Introducing GAReport for Pulling Google Analytics API Reports

Since November of 2020, I have been downloading daily Google Analytics reports to analyze. It wasn't bad when there was just 1 or 2, but as the number grew, it started to become onerous. After a long weekend, I was spending 15-20 minutes downloading files. So, over the last month, I've worked on a simple way to call the Google Analytics (v4) API.

The Google Analytics API provides a programmatic way to gather reports. Automating my work is the fastest way to get my time back, so I dug in.

Looking around the web, I quickly found a bunch of code based on Google's initial 2016 sample for v4 of the Google Analytics API. While it all works, pulling multiple reports or changing things on the fly is a pain. I wanted a high-level abstraction to ease the development process.

Borrowing the excellent code base from RitwikGA/GoogleAnalytics-Pandas-Sheet I created a project that wraps it into a class It's now simple to receive the results in a Pandas dataframe. And from Pandas running calculations, creating visualizations or even exporting to a database is a breeze.

Once I had that working, I got annoyed at the API labels. They're just not human readable. In fact, they can diverge considerably from the human label. I eventually found the entire API specification as a JSON file and turned it into a little class that receives the API label and returns the human readable equivalent, or the other way around.

Which means the user can copy the labels from any report on Analytics.Google.com and get expected results.

Having received so much free help, I've made all of this freely available on Github, with detailed instructions on how to get started using the API.

I usually run the code from a Jupyter notebook, and I've also supplied a little test file that calls the 2 classes to pull a report. The meat of the code is pretty straightforward:

# File: GAPullTest.py
from GAReport import GAReport

VIEW_ID = 'PutViewIDHere' 
DIMENSIONS = ["Page", ]
METRICS = ["Pageviews", "Unique Pageviews", "Avg. Time on Page", "Entrances", "Bounce Rate", "% Exit", "Page Value"]
FILTERS= "ga:pagePath=~news"

report = GAReport(startdate="yesterday", 
    enddate="yesterday", 
    viewID=VIEW_ID, 
    dimensions=DIMENSIONS, 
    metrics=METRICS, 
    filters=FILTERS)
print(report.df.head()) # Print first few lines

The output would look something like this…
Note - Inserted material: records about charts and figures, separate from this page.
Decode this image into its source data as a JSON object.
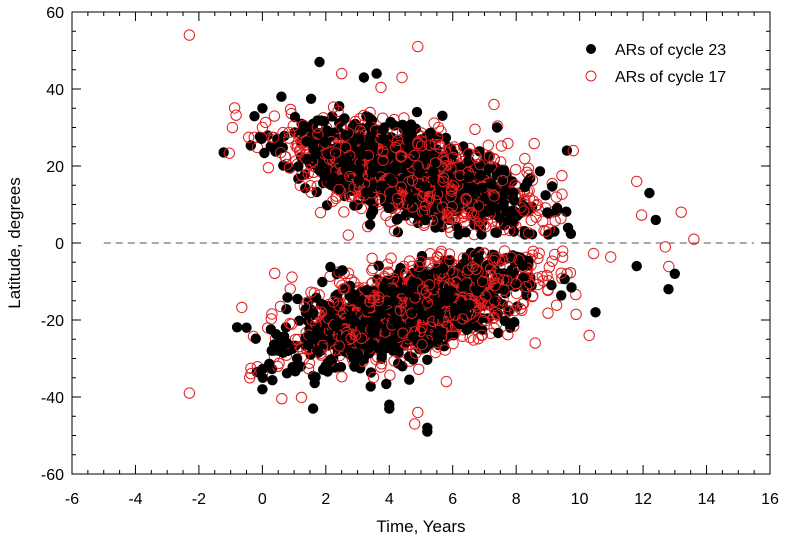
{
  "chart_data": {
    "type": "scatter",
    "title": "",
    "xlabel": "Time, Years",
    "ylabel": "Latitude, degrees",
    "xlim": [
      -6,
      16
    ],
    "ylim": [
      -60,
      60
    ],
    "x_ticks": [
      -6,
      -4,
      -2,
      0,
      2,
      4,
      6,
      8,
      10,
      12,
      14,
      16
    ],
    "y_ticks": [
      -60,
      -40,
      -20,
      0,
      20,
      40,
      60
    ],
    "grid": false,
    "equator_line": {
      "y": 0,
      "style": "dashed",
      "x_range": [
        -5,
        15.5
      ]
    },
    "legend_position": "top-right",
    "series": [
      {
        "name": "ARs of cycle 23",
        "marker": "filled-circle",
        "color": "#000000",
        "sample_points": [
          {
            "x": 1.8,
            "y": 47
          },
          {
            "x": 0.0,
            "y": 35
          },
          {
            "x": 0.6,
            "y": 38
          },
          {
            "x": 3.2,
            "y": 43
          },
          {
            "x": 3.6,
            "y": 44
          },
          {
            "x": -0.5,
            "y": -22
          },
          {
            "x": 0.0,
            "y": -38
          },
          {
            "x": 5.2,
            "y": -48
          },
          {
            "x": 5.2,
            "y": -49
          },
          {
            "x": 4.0,
            "y": -43
          },
          {
            "x": 4.0,
            "y": -42
          },
          {
            "x": 1.6,
            "y": -43
          },
          {
            "x": 12.2,
            "y": 13
          },
          {
            "x": 12.4,
            "y": 6
          },
          {
            "x": 13.0,
            "y": -8
          },
          {
            "x": 12.8,
            "y": -12
          },
          {
            "x": 9.6,
            "y": 24
          },
          {
            "x": 7.4,
            "y": 30
          },
          {
            "x": 11.8,
            "y": -6
          },
          {
            "x": 10.5,
            "y": -18
          }
        ],
        "clusters": [
          {
            "x_center": 4.5,
            "x_spread": 3.2,
            "y_center": 18,
            "y_spread": 7,
            "drift": -2.0
          },
          {
            "x_center": 4.5,
            "x_spread": 3.2,
            "y_center": -18,
            "y_spread": 7,
            "drift": 2.0
          }
        ]
      },
      {
        "name": "ARs of cycle 17",
        "marker": "open-circle",
        "color": "#e02020",
        "sample_points": [
          {
            "x": -2.3,
            "y": 54
          },
          {
            "x": 4.9,
            "y": 51
          },
          {
            "x": 4.4,
            "y": 43
          },
          {
            "x": 2.5,
            "y": 44
          },
          {
            "x": -2.3,
            "y": -39
          },
          {
            "x": 4.8,
            "y": -47
          },
          {
            "x": 4.9,
            "y": -44
          },
          {
            "x": 13.6,
            "y": 1
          },
          {
            "x": 13.2,
            "y": 8
          },
          {
            "x": 10.3,
            "y": -24
          },
          {
            "x": 8.6,
            "y": -26
          },
          {
            "x": 0.0,
            "y": 30
          },
          {
            "x": -0.4,
            "y": -35
          },
          {
            "x": 11.8,
            "y": 16
          },
          {
            "x": 7.3,
            "y": 36
          },
          {
            "x": 9.8,
            "y": 24
          },
          {
            "x": 12.7,
            "y": -1
          },
          {
            "x": 5.8,
            "y": -36
          }
        ],
        "clusters": [
          {
            "x_center": 4.8,
            "x_spread": 3.4,
            "y_center": 17,
            "y_spread": 7.5,
            "drift": -2.0
          },
          {
            "x_center": 4.8,
            "x_spread": 3.4,
            "y_center": -17,
            "y_spread": 7.5,
            "drift": 2.0
          }
        ]
      }
    ]
  }
}
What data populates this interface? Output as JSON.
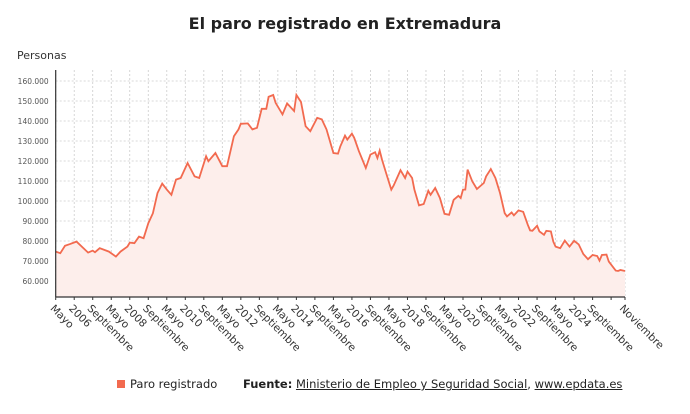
{
  "chart_data": {
    "type": "area",
    "title": "El paro registrado en Extremadura",
    "ylabel": "Personas",
    "xlabel": "",
    "ylim": [
      52000,
      165500
    ],
    "xlim": [
      "2005-05",
      "2025-11"
    ],
    "grid": true,
    "legend_position": "bottom",
    "colors": {
      "line": "#f26a4f",
      "fill": "#fdeeeb",
      "grid": "#cccccc",
      "axis": "#333333"
    },
    "yticks": [
      60000,
      70000,
      80000,
      90000,
      100000,
      110000,
      120000,
      130000,
      140000,
      150000,
      160000
    ],
    "ytick_labels": [
      "60.000",
      "70.000",
      "80.000",
      "90.000",
      "100.000",
      "110.000",
      "120.000",
      "130.000",
      "140.000",
      "150.000",
      "160.000"
    ],
    "xticks": [
      {
        "x": "2005-05",
        "label": "Mayo"
      },
      {
        "x": "2006-01",
        "label": "2006"
      },
      {
        "x": "2006-09",
        "label": "Septiembre"
      },
      {
        "x": "2007-05",
        "label": "Mayo"
      },
      {
        "x": "2008-01",
        "label": "2008"
      },
      {
        "x": "2008-09",
        "label": "Septiembre"
      },
      {
        "x": "2009-05",
        "label": "Mayo"
      },
      {
        "x": "2010-01",
        "label": "2010"
      },
      {
        "x": "2010-09",
        "label": "Septiembre"
      },
      {
        "x": "2011-05",
        "label": "Mayo"
      },
      {
        "x": "2012-01",
        "label": "2012"
      },
      {
        "x": "2012-09",
        "label": "Septiembre"
      },
      {
        "x": "2013-05",
        "label": "Mayo"
      },
      {
        "x": "2014-01",
        "label": "2014"
      },
      {
        "x": "2014-09",
        "label": "Septiembre"
      },
      {
        "x": "2015-05",
        "label": "Mayo"
      },
      {
        "x": "2016-01",
        "label": "2016"
      },
      {
        "x": "2016-09",
        "label": "Septiembre"
      },
      {
        "x": "2017-05",
        "label": "Mayo"
      },
      {
        "x": "2018-01",
        "label": "2018"
      },
      {
        "x": "2018-09",
        "label": "Septiembre"
      },
      {
        "x": "2019-05",
        "label": "Mayo"
      },
      {
        "x": "2020-01",
        "label": "2020"
      },
      {
        "x": "2020-09",
        "label": "Septiembre"
      },
      {
        "x": "2021-05",
        "label": "Mayo"
      },
      {
        "x": "2022-01",
        "label": "2022"
      },
      {
        "x": "2022-09",
        "label": "Septiembre"
      },
      {
        "x": "2023-05",
        "label": "Mayo"
      },
      {
        "x": "2024-01",
        "label": "2024"
      },
      {
        "x": "2024-09",
        "label": "Septiembre"
      },
      {
        "x": "2025-05",
        "label": ""
      },
      {
        "x": "2025-11",
        "label": "Noviembre"
      }
    ],
    "series": [
      {
        "name": "Paro registrado",
        "points": [
          [
            "2005-05",
            74700
          ],
          [
            "2005-07",
            73900
          ],
          [
            "2005-09",
            77600
          ],
          [
            "2005-11",
            78400
          ],
          [
            "2006-02",
            79700
          ],
          [
            "2006-07",
            74200
          ],
          [
            "2006-09",
            75200
          ],
          [
            "2006-10",
            74400
          ],
          [
            "2006-12",
            76400
          ],
          [
            "2007-04",
            74700
          ],
          [
            "2007-07",
            72200
          ],
          [
            "2007-09",
            74700
          ],
          [
            "2007-12",
            77200
          ],
          [
            "2008-01",
            79200
          ],
          [
            "2008-03",
            78900
          ],
          [
            "2008-05",
            82200
          ],
          [
            "2008-07",
            81400
          ],
          [
            "2008-09",
            88900
          ],
          [
            "2008-11",
            93900
          ],
          [
            "2009-01",
            104000
          ],
          [
            "2009-03",
            108700
          ],
          [
            "2009-05",
            105700
          ],
          [
            "2009-07",
            103100
          ],
          [
            "2009-09",
            110700
          ],
          [
            "2009-11",
            111500
          ],
          [
            "2010-02",
            119000
          ],
          [
            "2010-05",
            112300
          ],
          [
            "2010-07",
            111500
          ],
          [
            "2010-10",
            122400
          ],
          [
            "2010-11",
            119900
          ],
          [
            "2011-02",
            124000
          ],
          [
            "2011-05",
            117400
          ],
          [
            "2011-07",
            117400
          ],
          [
            "2011-10",
            132400
          ],
          [
            "2011-12",
            135800
          ],
          [
            "2012-01",
            138600
          ],
          [
            "2012-04",
            138800
          ],
          [
            "2012-06",
            135800
          ],
          [
            "2012-08",
            136600
          ],
          [
            "2012-10",
            146100
          ],
          [
            "2012-12",
            146100
          ],
          [
            "2013-01",
            152100
          ],
          [
            "2013-03",
            153000
          ],
          [
            "2013-04",
            149100
          ],
          [
            "2013-07",
            143300
          ],
          [
            "2013-09",
            148800
          ],
          [
            "2013-12",
            145000
          ],
          [
            "2014-01",
            153000
          ],
          [
            "2014-03",
            149500
          ],
          [
            "2014-05",
            137400
          ],
          [
            "2014-07",
            134900
          ],
          [
            "2014-10",
            141600
          ],
          [
            "2014-12",
            140800
          ],
          [
            "2015-02",
            135800
          ],
          [
            "2015-05",
            124000
          ],
          [
            "2015-07",
            123700
          ],
          [
            "2015-08",
            127300
          ],
          [
            "2015-10",
            132700
          ],
          [
            "2015-11",
            130700
          ],
          [
            "2016-01",
            133700
          ],
          [
            "2016-02",
            131600
          ],
          [
            "2016-04",
            124900
          ],
          [
            "2016-07",
            116500
          ],
          [
            "2016-09",
            123200
          ],
          [
            "2016-11",
            124400
          ],
          [
            "2016-12",
            121500
          ],
          [
            "2017-01",
            125200
          ],
          [
            "2017-02",
            120700
          ],
          [
            "2017-04",
            113200
          ],
          [
            "2017-06",
            105700
          ],
          [
            "2017-07",
            107700
          ],
          [
            "2017-10",
            115400
          ],
          [
            "2017-12",
            111500
          ],
          [
            "2018-01",
            114700
          ],
          [
            "2018-03",
            111500
          ],
          [
            "2018-04",
            105700
          ],
          [
            "2018-06",
            97800
          ],
          [
            "2018-08",
            98500
          ],
          [
            "2018-10",
            105100
          ],
          [
            "2018-11",
            103100
          ],
          [
            "2019-01",
            106500
          ],
          [
            "2019-03",
            101500
          ],
          [
            "2019-05",
            93600
          ],
          [
            "2019-07",
            93100
          ],
          [
            "2019-09",
            100600
          ],
          [
            "2019-11",
            102600
          ],
          [
            "2019-12",
            101500
          ],
          [
            "2020-01",
            105700
          ],
          [
            "2020-02",
            105700
          ],
          [
            "2020-03",
            115700
          ],
          [
            "2020-05",
            109800
          ],
          [
            "2020-07",
            106000
          ],
          [
            "2020-10",
            109000
          ],
          [
            "2020-11",
            112300
          ],
          [
            "2021-01",
            116000
          ],
          [
            "2021-03",
            111500
          ],
          [
            "2021-05",
            104000
          ],
          [
            "2021-07",
            93900
          ],
          [
            "2021-08",
            92300
          ],
          [
            "2021-10",
            94300
          ],
          [
            "2021-11",
            92800
          ],
          [
            "2022-01",
            95300
          ],
          [
            "2022-03",
            94600
          ],
          [
            "2022-05",
            88100
          ],
          [
            "2022-06",
            85300
          ],
          [
            "2022-07",
            85100
          ],
          [
            "2022-09",
            87600
          ],
          [
            "2022-10",
            84800
          ],
          [
            "2022-12",
            83100
          ],
          [
            "2023-01",
            85100
          ],
          [
            "2023-03",
            84800
          ],
          [
            "2023-04",
            79700
          ],
          [
            "2023-05",
            77200
          ],
          [
            "2023-07",
            76400
          ],
          [
            "2023-09",
            80200
          ],
          [
            "2023-11",
            77200
          ],
          [
            "2024-01",
            80100
          ],
          [
            "2024-03",
            78300
          ],
          [
            "2024-05",
            73500
          ],
          [
            "2024-07",
            70900
          ],
          [
            "2024-09",
            73000
          ],
          [
            "2024-11",
            72500
          ],
          [
            "2024-12",
            70200
          ],
          [
            "2025-01",
            73000
          ],
          [
            "2025-03",
            73200
          ],
          [
            "2025-04",
            69700
          ],
          [
            "2025-07",
            65200
          ],
          [
            "2025-08",
            65000
          ],
          [
            "2025-09",
            65500
          ],
          [
            "2025-11",
            65000
          ]
        ]
      }
    ]
  },
  "legend": {
    "series_label": "Paro registrado",
    "source_prefix": "Fuente:",
    "source_name": "Ministerio de Empleo y Seguridad Social",
    "separator": ",",
    "source_site": "www.epdata.es"
  }
}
Page Pageviews Unique Pageviews Avg. Time on Page Entrances Bounce Rate % Exit Page Value
0 /news 25 23 11.05 0 0 20 33.6957
1 /news/2021/new-food-services-partner 15 15 50.3077 1 100 13.3333 0
2 /news/2021/what-to-expect-for-fall-2021 88 67 76.6923 5 100 26.1364 11.5672

Now pulling an analytics report just takes a few seconds. This approach has freed me to focus on the analysis instead of the administration.